Your brain never turns off. Always thinking of a sweep, the private lesson you teach in the morning at 7am, hoping the studentsmade it home safe in bad weather. It’s posting on social media with a class picture. Remembering to order more tshirts and dealing with the broken toilet. Typing stuff like this at 11pm. Filing taxes.
Missing regular life. I have no idea who’s in the AFC and NFC Championship games. Passing on a Happy Hour invite to teach torreando passes. Looking like Ed Norton at the copy machine with gi-burn across your face. Coworkers knowing you around the office as “The Karate Guy.”
It sucks.

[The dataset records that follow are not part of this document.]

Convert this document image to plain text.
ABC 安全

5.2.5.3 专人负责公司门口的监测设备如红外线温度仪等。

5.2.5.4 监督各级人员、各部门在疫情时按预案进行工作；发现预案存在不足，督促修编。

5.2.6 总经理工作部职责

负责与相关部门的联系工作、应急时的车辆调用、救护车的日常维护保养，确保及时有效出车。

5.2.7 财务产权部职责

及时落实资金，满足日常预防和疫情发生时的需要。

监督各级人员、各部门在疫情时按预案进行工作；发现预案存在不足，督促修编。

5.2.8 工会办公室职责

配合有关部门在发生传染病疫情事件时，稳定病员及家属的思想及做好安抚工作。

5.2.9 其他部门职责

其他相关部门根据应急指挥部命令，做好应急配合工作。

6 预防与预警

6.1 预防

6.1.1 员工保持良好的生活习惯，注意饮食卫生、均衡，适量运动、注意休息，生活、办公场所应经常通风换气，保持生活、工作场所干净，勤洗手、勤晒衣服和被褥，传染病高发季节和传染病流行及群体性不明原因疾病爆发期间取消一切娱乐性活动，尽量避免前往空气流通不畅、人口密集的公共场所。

And I love it.
Over the years, I’ve had the opportunity to work with men and women who fought professionally, had beautiful families, started successful business, sang on American Idol, fought for our country, became actors, sent rockets into space, and savedlives as first responders.
As Instructors, these are the moments we cherish. The moments where we see a tiny bit of ourselves in all of your accomplishments. To know that we touched yourlife in a positive way is what drives us, and it’s truly why we do what we do.
We pass the knowledge and lessons along with the obvious goal of developing good technique, but here’s what we really enjoy seeing students accomplish:
It’s watching someone lose weight and extend their life. It’s turning a bad day around for someone. Helping a shy kid come out of their shell during class. Watching families bond together on the mat.
I wrote this to warn those of you out there who have dreams of having your own academy one day. You’re in for the ride of your life, and please remember one thing:
Jiu-Jitsu is merely the soundtrack. At the end of the day, the relationships we forge will outlast the techniques, trophies and titles. You will hurt in every way imaginable, from physically to financially. You will wonder if it was all worth it…and the answer is yes.